Pourrait-on assister à un éveil d'une version française du "take back control", c'est-à-dire une forme de désobéissance permettant à la société civile de recouvrer une certaine liberté ?

Cholé Morin : Les masques sont en train de devenir un symbole politique. Le symbole d'une faillite conjointe des autorités politiques, administratives et scientifiques, pour le moment. Mais demain, si les mêmes autorités ne parvenaient pas à reconstruire un minimum d'unité et de confiance - autour d'un projet de reconstruction à la fois juste et ambitieux -, ce symbole pourrait évidemment prendre une autre dimension, à l'image de ce qu'est devenu le gilet jaune. Le symbole du "bon sens populaire" prenant le dessus sur la parole autorisée. Le symbole d'une reprise de contrôle sur sa propre sécurité, sur sa propre santé, sur sa propre vie. Nous n'en sommes pas là, évidemment. Mais le terreau de la défiance politique, de la crainte du déclassement social et économique, de la peur vitale, est évidemment propice au retour de mouvements du type Gilets jaunes. Encore une fois, cela dépendra de la manière dont le gouvernement gèrera le déconfinement et organisera les conditions d'une reconstruction nationale permettant à chacun de se sentir reconnu et pris en compte.

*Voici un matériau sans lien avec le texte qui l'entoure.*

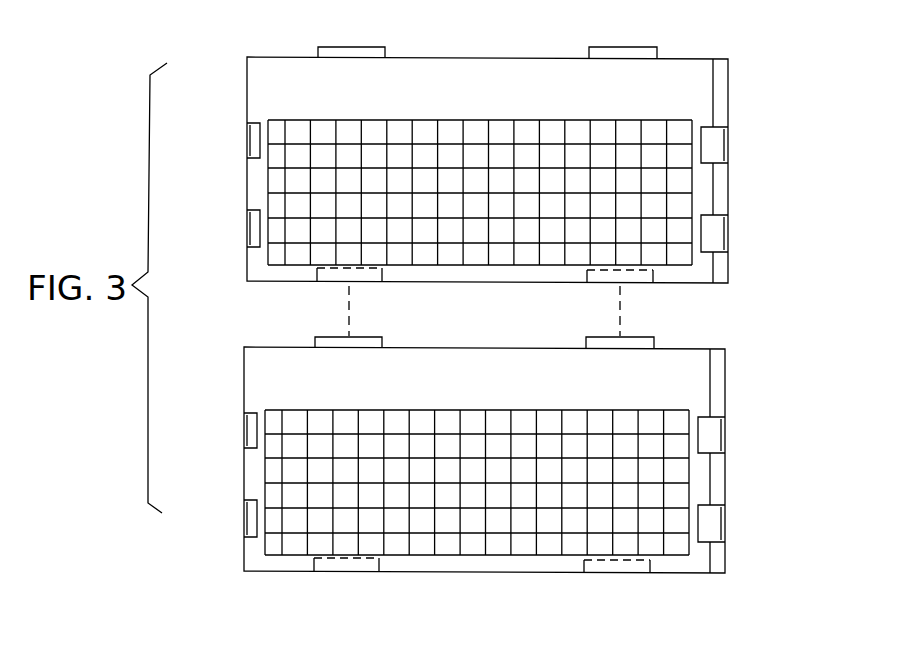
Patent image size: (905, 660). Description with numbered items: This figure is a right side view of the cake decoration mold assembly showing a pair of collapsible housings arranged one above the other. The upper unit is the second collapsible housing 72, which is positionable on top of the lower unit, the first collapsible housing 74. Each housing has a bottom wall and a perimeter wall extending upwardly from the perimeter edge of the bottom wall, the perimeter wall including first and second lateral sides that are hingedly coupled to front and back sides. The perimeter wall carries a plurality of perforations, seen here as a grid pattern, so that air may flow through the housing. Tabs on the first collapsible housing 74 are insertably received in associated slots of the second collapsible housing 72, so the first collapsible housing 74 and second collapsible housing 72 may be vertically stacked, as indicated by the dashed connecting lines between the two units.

The second collapsible housing 72 is at (489, 146).
The first collapsible housing 74 is at (488, 457).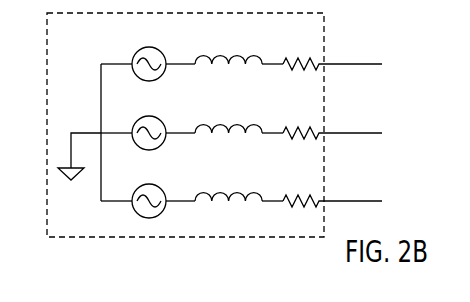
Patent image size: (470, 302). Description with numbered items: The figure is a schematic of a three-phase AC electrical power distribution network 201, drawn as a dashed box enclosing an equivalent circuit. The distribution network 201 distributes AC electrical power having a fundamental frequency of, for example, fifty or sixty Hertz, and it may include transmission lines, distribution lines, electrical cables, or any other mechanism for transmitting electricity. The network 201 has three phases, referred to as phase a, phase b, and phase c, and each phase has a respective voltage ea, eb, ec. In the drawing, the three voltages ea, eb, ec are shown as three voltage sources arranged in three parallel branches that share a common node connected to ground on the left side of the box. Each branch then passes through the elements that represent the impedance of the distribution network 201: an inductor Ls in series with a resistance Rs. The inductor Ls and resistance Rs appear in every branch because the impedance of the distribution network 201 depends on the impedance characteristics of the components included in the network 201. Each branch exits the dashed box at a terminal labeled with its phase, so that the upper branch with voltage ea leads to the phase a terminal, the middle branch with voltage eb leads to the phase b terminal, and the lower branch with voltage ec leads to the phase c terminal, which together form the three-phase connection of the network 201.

The three-phase AC electrical power distribution network 201 is at (78, 42).
The phase a voltage ea is at (149, 53).
The phase b voltage eb is at (149, 122).
The phase c voltage ec is at (149, 188).
The inductor Ls is at (228, 116).
The resistance Rs is at (302, 119).
The phase a is at (351, 52).
The phase b is at (351, 120).
The phase c is at (351, 186).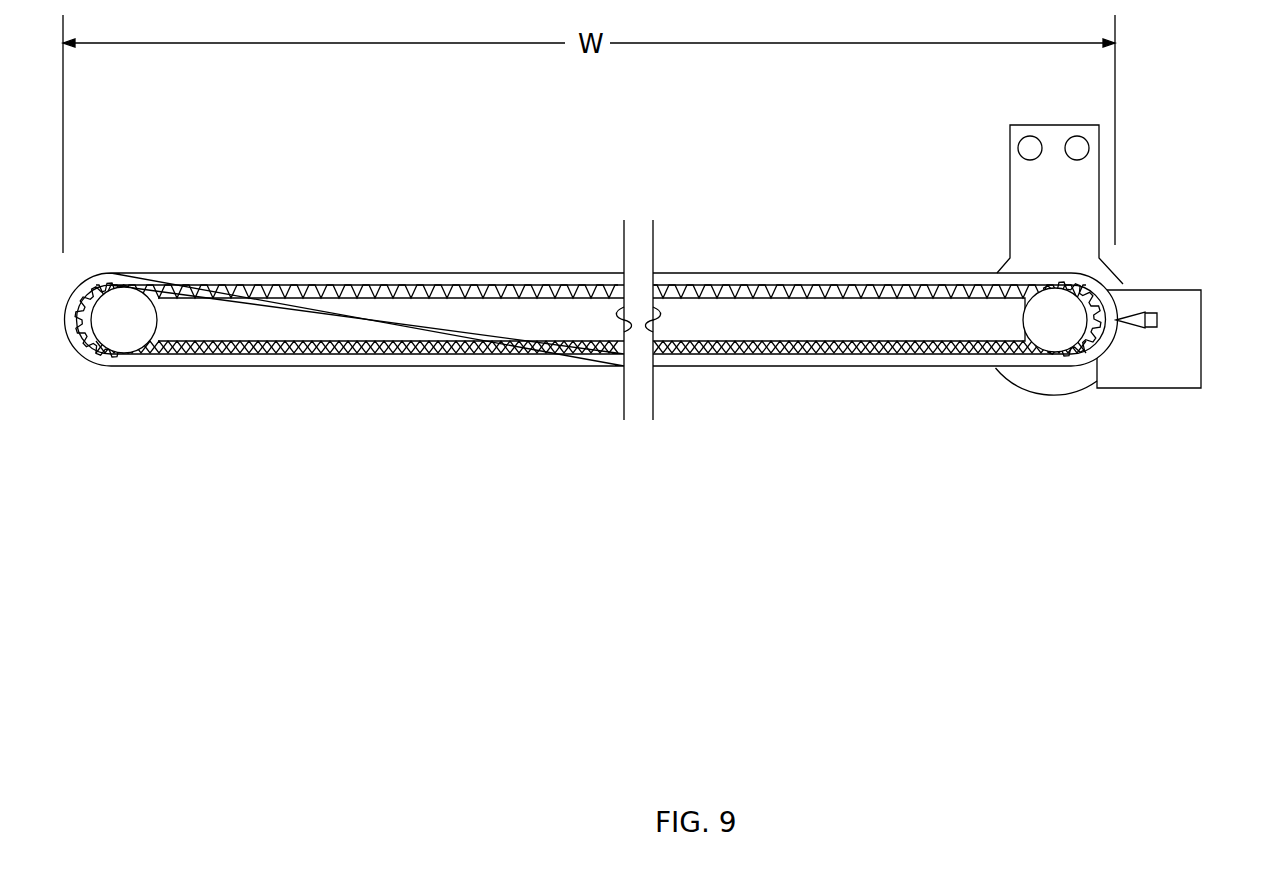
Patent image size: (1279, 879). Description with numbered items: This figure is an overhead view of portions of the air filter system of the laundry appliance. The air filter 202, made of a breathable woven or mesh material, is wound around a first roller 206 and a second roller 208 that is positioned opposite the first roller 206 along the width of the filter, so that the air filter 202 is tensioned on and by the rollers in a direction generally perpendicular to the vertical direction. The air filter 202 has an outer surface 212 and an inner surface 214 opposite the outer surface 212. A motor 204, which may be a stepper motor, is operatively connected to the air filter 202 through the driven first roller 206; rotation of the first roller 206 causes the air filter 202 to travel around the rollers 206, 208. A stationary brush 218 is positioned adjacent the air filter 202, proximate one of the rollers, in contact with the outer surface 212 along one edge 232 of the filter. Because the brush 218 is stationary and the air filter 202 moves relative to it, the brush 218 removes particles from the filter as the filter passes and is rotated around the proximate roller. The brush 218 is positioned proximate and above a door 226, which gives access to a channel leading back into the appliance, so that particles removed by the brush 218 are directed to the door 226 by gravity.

The air filter 202 is at (185, 368).
The motor 204 is at (1062, 385).
The first roller 206 is at (1058, 328).
The second roller 208 is at (108, 312).
The outer surface 212 is at (825, 272).
The inner surface 214 is at (565, 343).
The brush 218 is at (1140, 313).
The door 226 is at (1147, 367).
The edge 232 is at (1120, 312).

Edouard Husson : La crise des Gilets Jaunes n'a pas débouché sur une force d'opposition parce que personne, dans la classe politique, n'a structuré de réponse. Le mouvement se méfiait de la récupération mais ce n'est pas la seule explication. C'est aussi l'incapacité des partis actuels à penser le (vrai) nouveau monde, celui de la Troisième Révolution industrielle. Pour qu'il y ait "take back control", comme en Italie, au Brésil, en Grande-Bretagne ou aux USA ces dernières années, il faut qu'il y ait une ou deux personnalités politiques, un ou plusieurs mouvements capables d'exprimer, canaliser, faire fructifier le mouvement de mécontentement populaire. Nous en sommes encore loin en France.